I've mentioned in class that recessions are largely about coordination failures: for a variety of reason, transactions aren't made that should make both parties better off.
Historically, these coordination failures have generally been between workers and employers: unemployed workers won't accept offers that come with lower wages, while employers can't offer higher wages until someone starts buying their products, which they aren't doing because they're worried about their wage falling.
Keynes' prescription for this problem is to pay workers something so they'll start buying (and then to get out of the way).

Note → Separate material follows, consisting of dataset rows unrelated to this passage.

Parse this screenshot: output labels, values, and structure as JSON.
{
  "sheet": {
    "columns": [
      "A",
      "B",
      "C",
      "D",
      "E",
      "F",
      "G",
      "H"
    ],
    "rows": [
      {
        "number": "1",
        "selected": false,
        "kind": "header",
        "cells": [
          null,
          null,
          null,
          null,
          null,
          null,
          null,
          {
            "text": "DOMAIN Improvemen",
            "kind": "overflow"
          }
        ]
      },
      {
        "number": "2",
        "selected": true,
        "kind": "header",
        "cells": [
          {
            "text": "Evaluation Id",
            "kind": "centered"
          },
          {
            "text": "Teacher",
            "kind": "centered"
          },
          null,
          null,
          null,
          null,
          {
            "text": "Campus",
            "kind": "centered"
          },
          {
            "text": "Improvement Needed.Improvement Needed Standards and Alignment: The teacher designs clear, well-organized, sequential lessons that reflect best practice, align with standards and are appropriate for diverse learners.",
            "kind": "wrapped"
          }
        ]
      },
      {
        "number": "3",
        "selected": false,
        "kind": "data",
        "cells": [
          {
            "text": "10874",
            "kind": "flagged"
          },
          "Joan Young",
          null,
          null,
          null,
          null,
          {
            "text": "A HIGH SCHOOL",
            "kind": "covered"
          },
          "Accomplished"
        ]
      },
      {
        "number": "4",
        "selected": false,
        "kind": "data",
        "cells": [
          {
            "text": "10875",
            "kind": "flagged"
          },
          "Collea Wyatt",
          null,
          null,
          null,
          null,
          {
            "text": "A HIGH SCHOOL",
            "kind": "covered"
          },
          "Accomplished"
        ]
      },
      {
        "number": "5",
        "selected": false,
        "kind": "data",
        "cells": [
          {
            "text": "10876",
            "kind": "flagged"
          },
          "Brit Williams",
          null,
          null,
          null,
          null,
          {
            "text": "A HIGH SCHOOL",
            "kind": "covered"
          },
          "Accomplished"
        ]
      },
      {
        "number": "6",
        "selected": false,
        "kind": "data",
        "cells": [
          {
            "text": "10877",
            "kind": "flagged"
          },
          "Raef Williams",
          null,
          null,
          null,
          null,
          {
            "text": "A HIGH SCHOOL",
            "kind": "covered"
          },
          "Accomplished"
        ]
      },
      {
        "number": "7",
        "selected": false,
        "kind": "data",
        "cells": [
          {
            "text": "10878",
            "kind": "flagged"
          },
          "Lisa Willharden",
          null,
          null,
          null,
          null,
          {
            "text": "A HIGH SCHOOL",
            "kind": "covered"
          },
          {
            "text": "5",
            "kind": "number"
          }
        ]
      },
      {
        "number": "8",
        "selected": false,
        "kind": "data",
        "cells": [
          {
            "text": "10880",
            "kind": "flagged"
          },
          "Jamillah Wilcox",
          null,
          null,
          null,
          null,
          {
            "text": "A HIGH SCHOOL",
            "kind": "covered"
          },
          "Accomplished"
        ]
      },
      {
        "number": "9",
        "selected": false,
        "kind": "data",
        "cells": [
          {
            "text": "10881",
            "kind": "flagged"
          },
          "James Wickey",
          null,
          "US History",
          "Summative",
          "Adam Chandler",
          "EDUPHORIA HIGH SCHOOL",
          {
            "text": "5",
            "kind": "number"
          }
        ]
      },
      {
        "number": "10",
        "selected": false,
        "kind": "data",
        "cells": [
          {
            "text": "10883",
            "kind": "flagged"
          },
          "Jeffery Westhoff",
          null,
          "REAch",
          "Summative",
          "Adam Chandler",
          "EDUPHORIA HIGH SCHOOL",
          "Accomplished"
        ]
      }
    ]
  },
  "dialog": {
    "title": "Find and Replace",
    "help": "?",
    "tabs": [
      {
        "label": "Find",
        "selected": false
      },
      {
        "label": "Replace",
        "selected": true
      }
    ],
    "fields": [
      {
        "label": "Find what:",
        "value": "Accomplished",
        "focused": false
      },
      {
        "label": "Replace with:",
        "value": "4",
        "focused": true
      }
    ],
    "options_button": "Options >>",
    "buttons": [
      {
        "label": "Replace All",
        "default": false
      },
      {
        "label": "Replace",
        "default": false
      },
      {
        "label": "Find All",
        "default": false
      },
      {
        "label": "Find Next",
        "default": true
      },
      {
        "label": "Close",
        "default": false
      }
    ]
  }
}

Alberto Alesina and Luigi Zingales point out in a January 21st piece in The Wall Street Journal entitled "Let's Stimulate Private Risk Taking" that we have a similar but different problem this time around:
But this particular recession is unique not in its dimensions, but in its sources. First, it is the result of a financial crisis that severely affected stock-market valuations. The bad equilibrium did not originate in the labor market, but in the credit market, where investors are reluctant to lend to risky firms. This reluctance is making it difficult for these firms to refinance their debt, forcing them to default on their credit, further validating investors' fear. Thus, the problem is how to increase investors' willingness to take risk. ...
The bottom line is that we have to get lenders out of their investments in treasury bills (loans to the government) and back into commercial paper and corporate bonds (loans to firms).
There is no better way to encourage this than a temporary elimination of the capital-gains tax for all the investments begun during 2009 and held for at least two years.